Что-то злобно-веселое подхватило Сашу, и точно мстя кому-то, она кричала:
— Ну, да… сгниете, сгниете… вы и теперь уже гниете!.. Вы честная… чтоб вам!..
Баронесса что-то слабо и неясно выговорила, подняла руку и зарыдала. И рыдание это было так бесконечно жалко и страшно, что Саша, расширив глаза, замолчала, а потом с ужасом и гневом выскочила в коридор и побежала прочь.
На дворе уже светало.
Саша подошла к запотевшему окну и, глядя на смутно видневшуюся улицу, взялась за голову и сказала громко и протяжно:
— Все сгнием… и я и все… кабы радость какая! А так все равно! Скучно… ску-учно!..
Мимо окна с тусклым дребезжаньем пронеслась карета с зажженными фонарями. Рослые лошади стлались по мостовой, и Саша заметила важного, вытянувшего руки кучера.
«С балу, должно,— подумала она,— так ежели бы… а то!.. Что ж?.. Бог с ними совсем… Кучер-то, чай, всю ночь сидел, ждал, — почему-то пришло ей в голову.— Ах ску-учно!.. За что?..»

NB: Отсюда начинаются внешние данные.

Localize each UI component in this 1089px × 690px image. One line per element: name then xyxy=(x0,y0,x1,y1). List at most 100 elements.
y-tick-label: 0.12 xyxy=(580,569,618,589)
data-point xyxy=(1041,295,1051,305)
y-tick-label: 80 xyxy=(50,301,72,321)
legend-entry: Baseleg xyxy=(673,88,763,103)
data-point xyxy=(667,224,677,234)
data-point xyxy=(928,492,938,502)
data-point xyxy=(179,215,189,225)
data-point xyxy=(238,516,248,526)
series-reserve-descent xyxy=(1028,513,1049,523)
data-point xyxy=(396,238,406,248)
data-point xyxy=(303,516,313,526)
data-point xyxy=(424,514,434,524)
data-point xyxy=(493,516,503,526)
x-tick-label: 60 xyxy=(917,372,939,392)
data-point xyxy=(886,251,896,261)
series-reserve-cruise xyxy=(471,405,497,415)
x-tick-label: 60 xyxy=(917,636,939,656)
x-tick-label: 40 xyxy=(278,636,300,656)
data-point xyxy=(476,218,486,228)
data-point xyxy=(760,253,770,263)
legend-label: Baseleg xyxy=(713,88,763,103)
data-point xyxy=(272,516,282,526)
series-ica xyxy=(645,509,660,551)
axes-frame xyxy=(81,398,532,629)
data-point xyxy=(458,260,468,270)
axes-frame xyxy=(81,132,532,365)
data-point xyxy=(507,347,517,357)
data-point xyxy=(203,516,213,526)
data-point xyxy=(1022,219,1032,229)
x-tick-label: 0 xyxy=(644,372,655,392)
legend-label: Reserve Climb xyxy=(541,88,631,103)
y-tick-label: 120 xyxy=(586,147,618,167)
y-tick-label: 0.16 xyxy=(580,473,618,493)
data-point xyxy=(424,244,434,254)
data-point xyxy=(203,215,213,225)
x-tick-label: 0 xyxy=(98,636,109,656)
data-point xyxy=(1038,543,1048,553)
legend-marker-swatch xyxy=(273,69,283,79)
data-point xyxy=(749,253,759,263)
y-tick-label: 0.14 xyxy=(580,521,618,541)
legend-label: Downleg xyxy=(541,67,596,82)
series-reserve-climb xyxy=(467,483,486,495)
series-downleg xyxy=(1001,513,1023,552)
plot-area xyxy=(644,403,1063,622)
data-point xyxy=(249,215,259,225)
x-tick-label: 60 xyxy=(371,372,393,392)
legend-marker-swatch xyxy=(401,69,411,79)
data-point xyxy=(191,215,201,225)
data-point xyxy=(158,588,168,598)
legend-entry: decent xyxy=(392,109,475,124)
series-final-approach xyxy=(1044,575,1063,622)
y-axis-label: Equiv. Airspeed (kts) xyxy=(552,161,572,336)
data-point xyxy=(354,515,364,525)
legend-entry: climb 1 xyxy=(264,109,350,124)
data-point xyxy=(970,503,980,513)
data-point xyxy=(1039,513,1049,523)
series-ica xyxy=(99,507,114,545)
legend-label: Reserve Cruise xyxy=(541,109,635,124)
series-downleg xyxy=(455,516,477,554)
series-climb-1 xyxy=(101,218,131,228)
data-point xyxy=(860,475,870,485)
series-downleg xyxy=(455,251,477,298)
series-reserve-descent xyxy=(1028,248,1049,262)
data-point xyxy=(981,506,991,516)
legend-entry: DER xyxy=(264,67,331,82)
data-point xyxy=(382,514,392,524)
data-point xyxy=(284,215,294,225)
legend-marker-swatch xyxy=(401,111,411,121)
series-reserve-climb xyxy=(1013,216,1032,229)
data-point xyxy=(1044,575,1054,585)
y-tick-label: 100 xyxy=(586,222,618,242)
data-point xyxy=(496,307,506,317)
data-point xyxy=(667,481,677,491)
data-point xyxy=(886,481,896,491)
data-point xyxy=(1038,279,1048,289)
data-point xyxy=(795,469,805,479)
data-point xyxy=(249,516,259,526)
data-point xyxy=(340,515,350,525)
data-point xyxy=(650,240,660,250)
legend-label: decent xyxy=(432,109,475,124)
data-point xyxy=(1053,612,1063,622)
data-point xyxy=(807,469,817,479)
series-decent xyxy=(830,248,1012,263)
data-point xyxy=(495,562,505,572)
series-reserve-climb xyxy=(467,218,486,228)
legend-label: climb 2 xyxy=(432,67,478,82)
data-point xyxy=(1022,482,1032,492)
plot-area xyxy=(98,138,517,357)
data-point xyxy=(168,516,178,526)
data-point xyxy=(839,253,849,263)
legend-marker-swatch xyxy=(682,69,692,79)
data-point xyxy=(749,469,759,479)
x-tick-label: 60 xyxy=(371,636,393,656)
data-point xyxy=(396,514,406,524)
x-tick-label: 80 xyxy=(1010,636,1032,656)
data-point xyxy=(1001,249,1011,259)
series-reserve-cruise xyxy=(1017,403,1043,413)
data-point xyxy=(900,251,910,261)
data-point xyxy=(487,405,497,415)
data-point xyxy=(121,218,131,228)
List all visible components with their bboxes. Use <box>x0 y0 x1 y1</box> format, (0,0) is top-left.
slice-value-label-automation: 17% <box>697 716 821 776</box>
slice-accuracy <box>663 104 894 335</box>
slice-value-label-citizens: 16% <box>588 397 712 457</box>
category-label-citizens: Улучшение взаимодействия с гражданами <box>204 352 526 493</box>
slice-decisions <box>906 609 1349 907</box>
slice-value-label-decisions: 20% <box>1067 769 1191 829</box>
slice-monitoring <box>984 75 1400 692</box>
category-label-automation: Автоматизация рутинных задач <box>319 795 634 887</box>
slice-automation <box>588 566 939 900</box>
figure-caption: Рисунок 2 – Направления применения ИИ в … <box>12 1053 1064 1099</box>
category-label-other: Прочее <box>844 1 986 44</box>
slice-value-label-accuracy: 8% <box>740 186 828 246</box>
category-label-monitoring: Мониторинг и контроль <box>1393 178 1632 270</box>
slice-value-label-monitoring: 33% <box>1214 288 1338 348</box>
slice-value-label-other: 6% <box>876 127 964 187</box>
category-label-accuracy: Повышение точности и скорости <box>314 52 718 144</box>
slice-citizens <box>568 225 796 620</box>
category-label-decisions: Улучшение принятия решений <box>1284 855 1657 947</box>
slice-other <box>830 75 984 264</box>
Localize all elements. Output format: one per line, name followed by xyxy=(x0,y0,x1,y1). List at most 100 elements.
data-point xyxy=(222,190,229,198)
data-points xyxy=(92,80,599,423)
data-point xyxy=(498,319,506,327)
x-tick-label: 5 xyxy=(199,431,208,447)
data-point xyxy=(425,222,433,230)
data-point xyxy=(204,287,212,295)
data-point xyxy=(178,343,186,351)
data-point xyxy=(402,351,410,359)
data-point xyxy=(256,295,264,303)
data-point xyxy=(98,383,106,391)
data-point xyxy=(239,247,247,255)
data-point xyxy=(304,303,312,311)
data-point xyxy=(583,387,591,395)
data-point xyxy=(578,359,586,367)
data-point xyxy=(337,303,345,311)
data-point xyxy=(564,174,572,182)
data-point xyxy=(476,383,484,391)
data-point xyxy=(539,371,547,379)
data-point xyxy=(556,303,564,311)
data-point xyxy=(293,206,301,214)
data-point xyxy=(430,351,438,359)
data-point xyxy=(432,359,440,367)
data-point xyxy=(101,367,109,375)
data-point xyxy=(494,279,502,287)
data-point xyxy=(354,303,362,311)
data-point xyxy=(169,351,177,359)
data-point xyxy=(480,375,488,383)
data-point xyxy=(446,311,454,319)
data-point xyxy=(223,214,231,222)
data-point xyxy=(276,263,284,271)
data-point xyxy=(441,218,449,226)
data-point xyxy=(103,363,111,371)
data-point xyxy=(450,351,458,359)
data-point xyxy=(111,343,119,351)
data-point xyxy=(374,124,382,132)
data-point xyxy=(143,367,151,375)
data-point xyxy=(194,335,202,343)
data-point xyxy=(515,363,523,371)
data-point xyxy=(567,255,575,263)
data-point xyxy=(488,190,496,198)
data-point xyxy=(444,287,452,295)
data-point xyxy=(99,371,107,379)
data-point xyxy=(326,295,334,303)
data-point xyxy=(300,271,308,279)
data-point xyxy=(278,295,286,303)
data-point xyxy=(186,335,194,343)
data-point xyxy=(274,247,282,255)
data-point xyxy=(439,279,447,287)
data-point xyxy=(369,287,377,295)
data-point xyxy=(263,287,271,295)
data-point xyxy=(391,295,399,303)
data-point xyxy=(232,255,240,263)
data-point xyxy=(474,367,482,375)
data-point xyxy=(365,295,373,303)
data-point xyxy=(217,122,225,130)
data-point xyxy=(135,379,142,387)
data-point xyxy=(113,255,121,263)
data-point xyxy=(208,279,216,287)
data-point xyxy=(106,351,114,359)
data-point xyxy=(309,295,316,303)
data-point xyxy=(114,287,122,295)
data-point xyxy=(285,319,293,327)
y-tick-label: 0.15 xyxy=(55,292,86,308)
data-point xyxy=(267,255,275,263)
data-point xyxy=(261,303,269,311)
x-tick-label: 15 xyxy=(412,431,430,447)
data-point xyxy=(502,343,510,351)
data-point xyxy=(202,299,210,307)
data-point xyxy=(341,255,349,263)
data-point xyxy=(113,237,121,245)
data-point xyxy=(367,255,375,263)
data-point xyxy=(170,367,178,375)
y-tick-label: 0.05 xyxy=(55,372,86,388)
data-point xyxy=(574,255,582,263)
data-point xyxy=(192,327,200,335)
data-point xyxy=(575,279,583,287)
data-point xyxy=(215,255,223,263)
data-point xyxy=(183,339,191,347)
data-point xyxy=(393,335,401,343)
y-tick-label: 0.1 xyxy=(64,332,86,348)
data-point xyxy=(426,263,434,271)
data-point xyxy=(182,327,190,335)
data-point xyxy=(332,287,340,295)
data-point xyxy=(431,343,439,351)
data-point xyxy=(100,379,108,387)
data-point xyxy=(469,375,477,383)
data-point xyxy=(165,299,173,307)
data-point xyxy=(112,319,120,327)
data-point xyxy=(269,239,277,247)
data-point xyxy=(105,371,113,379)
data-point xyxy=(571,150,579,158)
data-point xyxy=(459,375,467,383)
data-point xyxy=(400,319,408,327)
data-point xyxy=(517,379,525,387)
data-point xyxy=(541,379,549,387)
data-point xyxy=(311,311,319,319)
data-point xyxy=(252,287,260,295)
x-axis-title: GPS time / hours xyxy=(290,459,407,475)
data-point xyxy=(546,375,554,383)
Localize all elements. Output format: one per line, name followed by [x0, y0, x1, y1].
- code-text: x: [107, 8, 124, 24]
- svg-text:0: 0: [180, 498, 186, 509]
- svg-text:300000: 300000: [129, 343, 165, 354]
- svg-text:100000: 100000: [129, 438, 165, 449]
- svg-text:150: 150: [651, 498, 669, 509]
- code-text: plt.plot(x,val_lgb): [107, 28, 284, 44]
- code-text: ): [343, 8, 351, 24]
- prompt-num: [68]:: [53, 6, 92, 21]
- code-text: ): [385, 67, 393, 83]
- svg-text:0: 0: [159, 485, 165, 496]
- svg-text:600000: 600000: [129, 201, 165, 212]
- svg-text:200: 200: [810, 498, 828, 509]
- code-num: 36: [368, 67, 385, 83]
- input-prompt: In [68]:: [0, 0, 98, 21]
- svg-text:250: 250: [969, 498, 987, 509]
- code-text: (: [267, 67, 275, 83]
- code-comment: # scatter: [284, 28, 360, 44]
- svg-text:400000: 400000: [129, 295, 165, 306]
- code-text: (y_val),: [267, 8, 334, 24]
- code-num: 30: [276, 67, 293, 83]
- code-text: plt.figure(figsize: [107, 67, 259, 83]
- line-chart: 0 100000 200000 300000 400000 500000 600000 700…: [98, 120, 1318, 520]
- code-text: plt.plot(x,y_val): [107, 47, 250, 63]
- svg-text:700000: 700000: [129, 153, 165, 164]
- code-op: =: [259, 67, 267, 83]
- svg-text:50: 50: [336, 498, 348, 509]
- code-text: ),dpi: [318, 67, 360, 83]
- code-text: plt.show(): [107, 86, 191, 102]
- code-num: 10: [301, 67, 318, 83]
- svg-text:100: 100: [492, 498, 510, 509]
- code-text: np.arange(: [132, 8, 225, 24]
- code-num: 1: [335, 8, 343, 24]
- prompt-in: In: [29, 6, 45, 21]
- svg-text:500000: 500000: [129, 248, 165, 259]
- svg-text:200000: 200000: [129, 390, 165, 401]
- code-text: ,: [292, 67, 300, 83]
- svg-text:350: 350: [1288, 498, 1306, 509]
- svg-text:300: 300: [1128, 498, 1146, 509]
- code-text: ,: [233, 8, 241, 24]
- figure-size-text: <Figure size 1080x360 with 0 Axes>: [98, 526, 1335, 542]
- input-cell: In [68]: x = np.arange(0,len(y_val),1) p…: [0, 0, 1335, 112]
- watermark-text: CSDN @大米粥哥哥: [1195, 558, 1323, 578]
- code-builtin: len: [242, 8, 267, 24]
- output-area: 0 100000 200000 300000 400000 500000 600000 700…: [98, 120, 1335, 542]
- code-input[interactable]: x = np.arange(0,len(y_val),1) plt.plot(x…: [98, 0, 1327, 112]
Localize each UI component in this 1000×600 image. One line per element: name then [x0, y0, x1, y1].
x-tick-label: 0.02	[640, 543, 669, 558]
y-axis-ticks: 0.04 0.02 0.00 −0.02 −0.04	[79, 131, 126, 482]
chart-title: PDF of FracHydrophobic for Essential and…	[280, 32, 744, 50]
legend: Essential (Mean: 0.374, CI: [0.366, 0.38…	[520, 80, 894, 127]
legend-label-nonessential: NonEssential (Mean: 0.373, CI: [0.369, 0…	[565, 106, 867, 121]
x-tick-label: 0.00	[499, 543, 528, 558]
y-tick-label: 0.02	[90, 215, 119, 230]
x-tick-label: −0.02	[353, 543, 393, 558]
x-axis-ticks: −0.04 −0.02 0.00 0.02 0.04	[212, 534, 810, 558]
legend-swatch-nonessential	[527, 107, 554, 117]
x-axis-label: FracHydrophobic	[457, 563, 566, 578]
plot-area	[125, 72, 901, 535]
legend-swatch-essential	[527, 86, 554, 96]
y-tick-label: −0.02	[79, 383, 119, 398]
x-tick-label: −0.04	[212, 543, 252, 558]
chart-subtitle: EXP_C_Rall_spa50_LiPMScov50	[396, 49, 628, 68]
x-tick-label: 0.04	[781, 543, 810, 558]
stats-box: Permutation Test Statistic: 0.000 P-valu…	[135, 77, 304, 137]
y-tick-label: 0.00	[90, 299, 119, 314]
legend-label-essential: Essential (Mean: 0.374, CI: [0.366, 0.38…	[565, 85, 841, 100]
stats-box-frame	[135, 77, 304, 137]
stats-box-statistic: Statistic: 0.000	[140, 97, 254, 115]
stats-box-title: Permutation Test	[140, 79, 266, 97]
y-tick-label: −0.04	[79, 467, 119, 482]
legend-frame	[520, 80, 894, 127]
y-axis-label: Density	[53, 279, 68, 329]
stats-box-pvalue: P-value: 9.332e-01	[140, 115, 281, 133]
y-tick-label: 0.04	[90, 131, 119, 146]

За окном блестела мокрая мостовая.
И глаза у Саши стали мокрые, как мостовая, и ей показалось, что вся она слилась в одно с этой мостовой, серым небом, серым мокрым городом, будто нигде нет ничего ясного, чистого, живого, а только одна больная, бессмысленно-нудная слякоть.
И это ощущение, противное и неестественное в молодом, полном силы, красоты и желания счастья существе, прошло только тогда, когда Саша в новом стального цвета, красивом платье, купленном на деньги Рославлева, в огромной прелестной шляпе вошла в зал «Альказара» и в зеркале увидела то, что любила больше всего: саму себя, красивую, нарядную, прелестную с ног до головы.
И уже когда она была совсем пьяна, Саша выговорила:
— Черт с вами со всеми!
Пьяный, веселый господин в блестящем цилиндре засмеялся.
— Что так?
Саша бесшабашно махнула рукой.
— Поедем, миленький… все равно!..
И ночью, в его объятиях, от вина и бесшабашного угара Саше было приятно, шумело в голове и казалось, что весело.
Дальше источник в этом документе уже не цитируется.